Meia argentino alega atrasos salariais e falta de depósitos do FGTS e quer ficar livre do contrato
Foto: Raphael Silvestre/Guarani FC O meia argentino Diego Torres entrou na Justiça contra o Guarani cobrando R$ 1.620.234,97 e solicitando a rescisão indireta do contrato com o clube. A ação foi protocolada na manhã de sábado, na 12ª Vara do Trabalho de Campinas, e a defesa do jogador também pediu urgência na decisão para que ele possa negociar com outra equipe antes do fim da janela de transferências, em 11 de setembro.
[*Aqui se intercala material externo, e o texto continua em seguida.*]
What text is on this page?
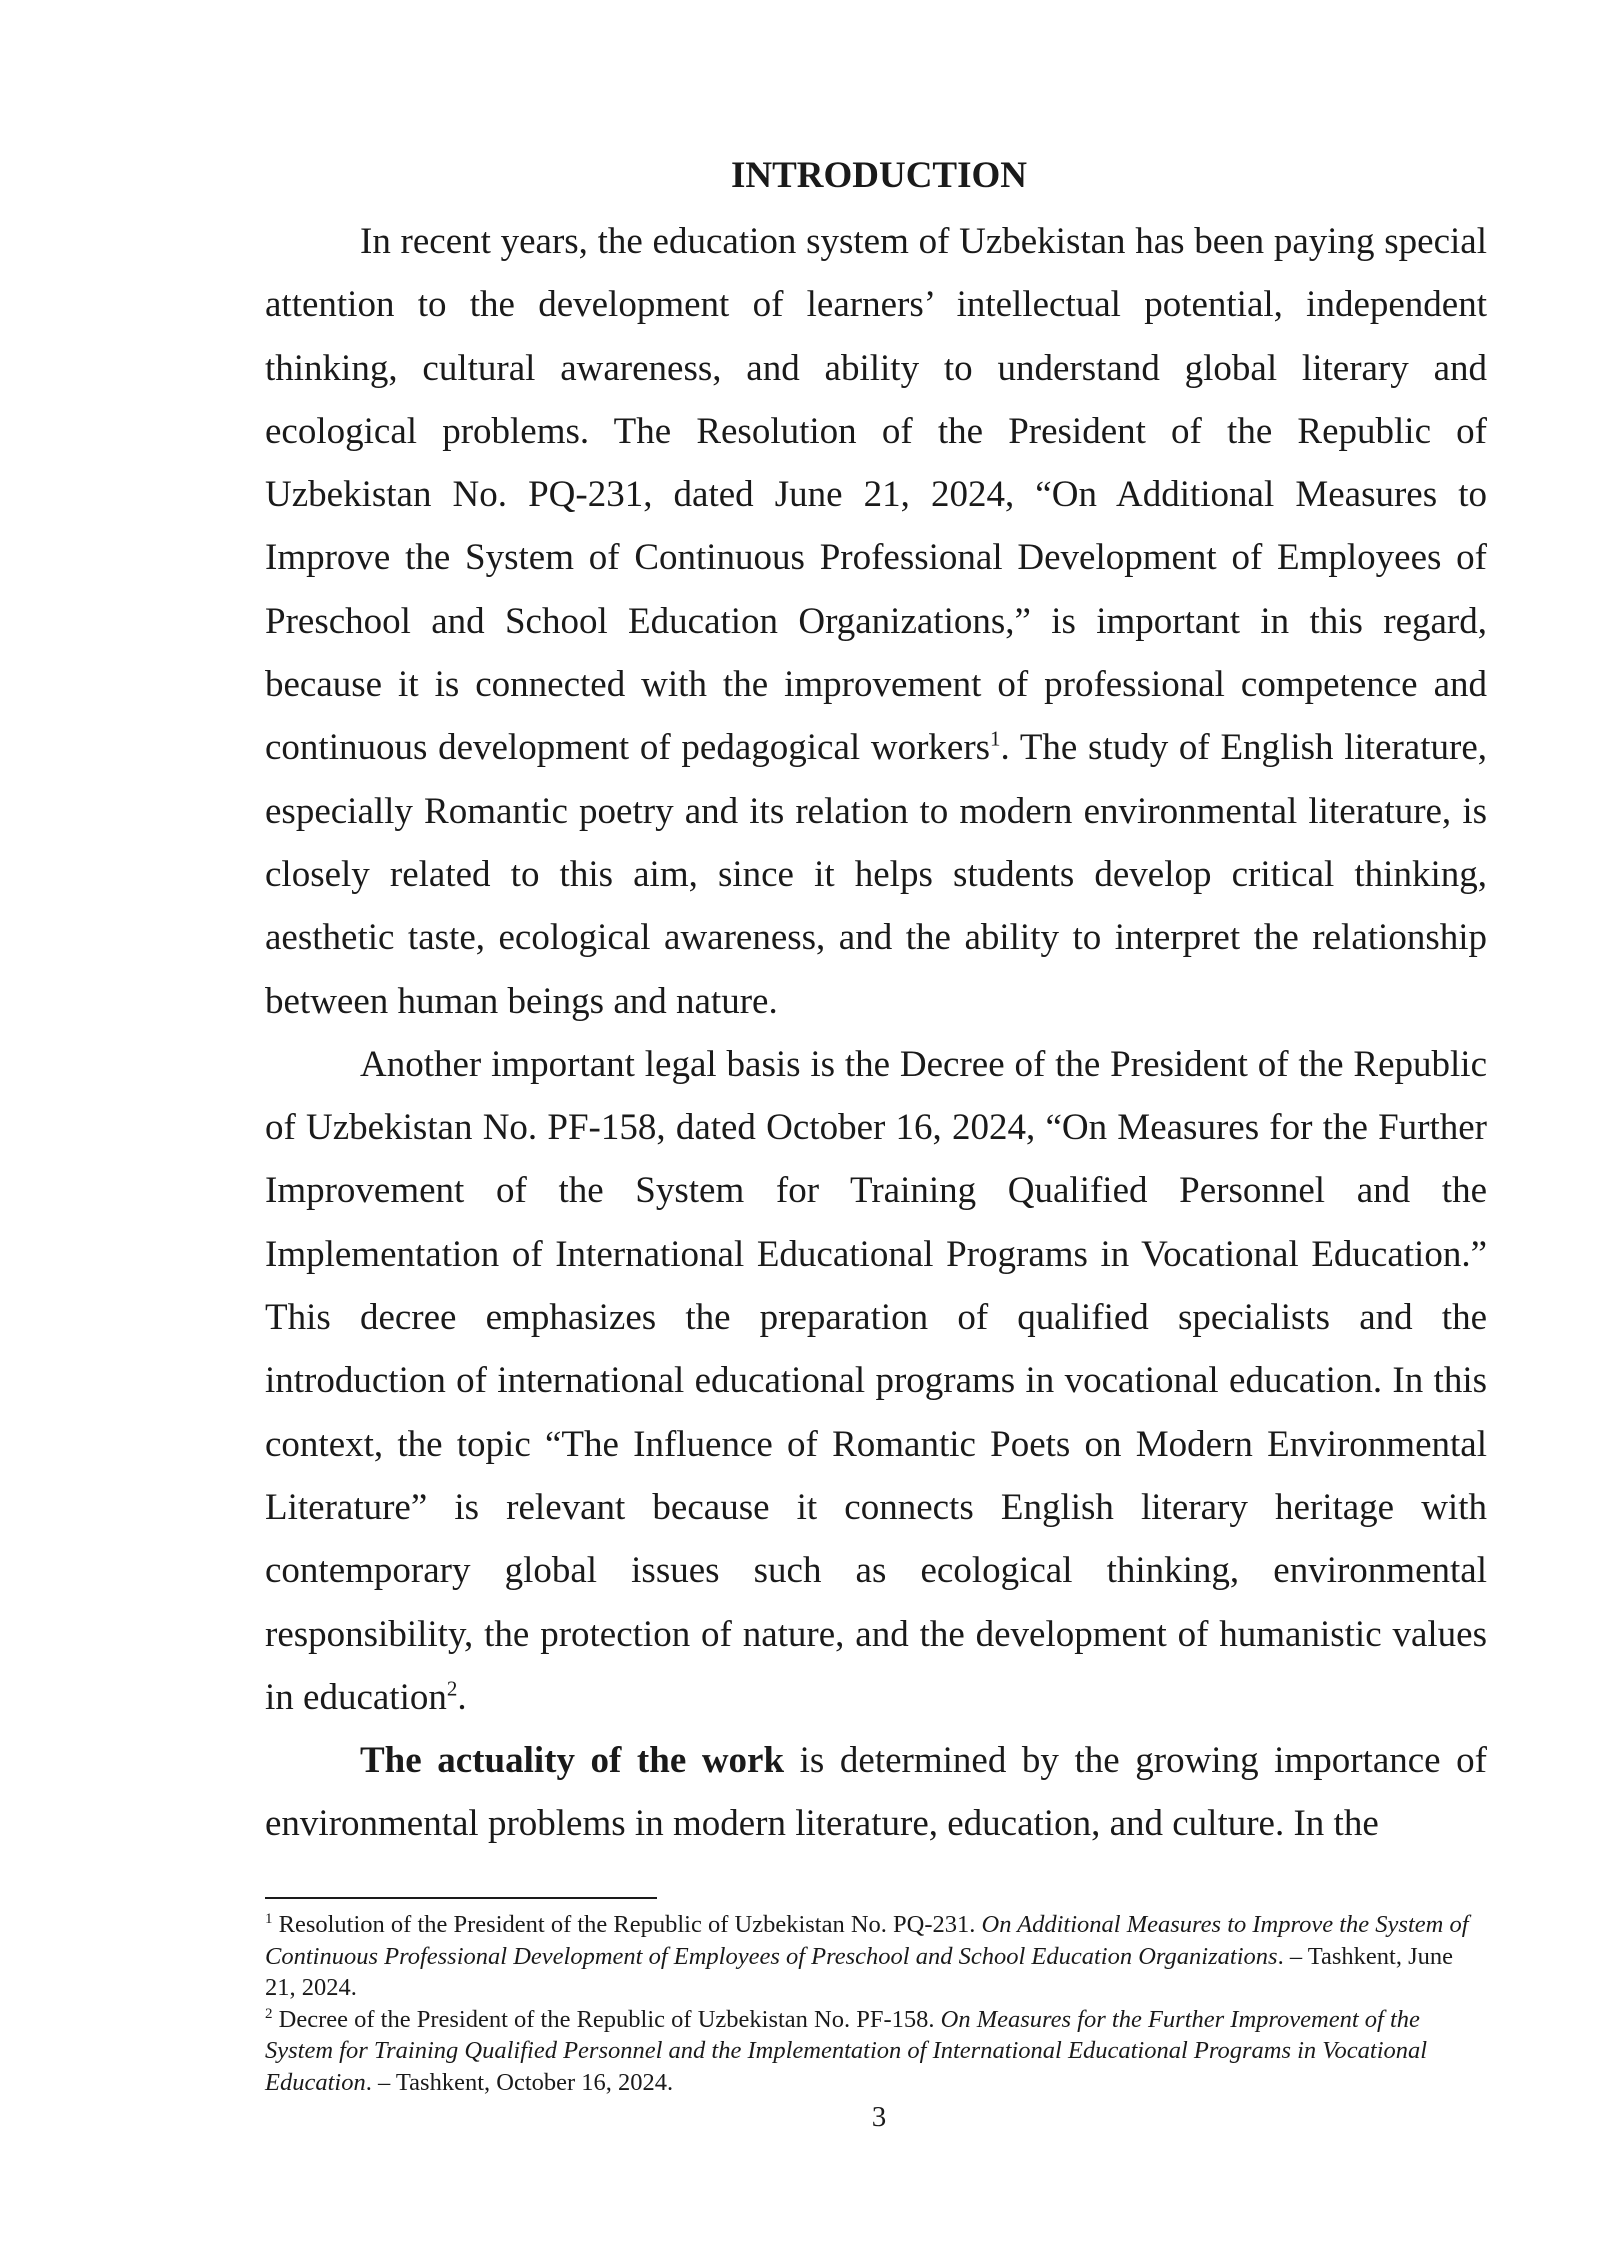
INTRODUCTION

In recent years, the education system of Uzbekistan has been paying special attention to the development of learners’ intellectual potential, independent thinking, cultural awareness, and ability to understand global literary and ecological problems. The Resolution of the President of the Republic of Uzbekistan No. PQ-231, dated June 21, 2024, “On Additional Measures to Improve the System of Continuous Professional Development of Employees of Preschool and School Education Organizations,” is important in this regard, because it is connected with the improvement of professional competence and continuous development of pedagogical workers$^1$. The study of English literature, especially Romantic poetry and its relation to modern environmental literature, is closely related to this aim, since it helps students develop critical thinking, aesthetic taste, ecological awareness, and the ability to interpret the relationship between human beings and nature.

Another important legal basis is the Decree of the President of the Republic of Uzbekistan No. PF-158, dated October 16, 2024, “On Measures for the Further Improvement of the System for Training Qualified Personnel and the Implementation of International Educational Programs in Vocational Education.” This decree emphasizes the preparation of qualified specialists and the introduction of international educational programs in vocational education. In this context, the topic “The Influence of Romantic Poets on Modern Environmental Literature” is relevant because it connects English literary heritage with contemporary global issues such as ecological thinking, environmental responsibility, the protection of nature, and the development of humanistic values in education$^2$.

The actuality of the work is determined by the growing importance of environmental problems in modern literature, education, and culture. In the

$^1$ Resolution of the President of the Republic of Uzbekistan No. PQ-231. On Additional Measures to Improve the System of Continuous Professional Development of Employees of Preschool and School Education Organizations. – Tashkent, June 21, 2024.

$^2$ Decree of the President of the Republic of Uzbekistan No. PF-158. On Measures for the Further Improvement of the System for Training Qualified Personnel and the Implementation of International Educational Programs in Vocational Education. – Tashkent, October 16, 2024.

3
Segundo a defesa de Diego Torres, o Guarani descumpriu obrigações trabalhistas e contratuais ao deixar de pagar salários e outras verbas. O processo aponta atrasos referentes aos meses de julho e agosto, além de valores de direitos de imagem, luvas, auxílio-moradia e 13º salário. O jogador também cobra depósitos de FGTS que, segundo a ação, não foram realizados entre fevereiro e agosto de 2026.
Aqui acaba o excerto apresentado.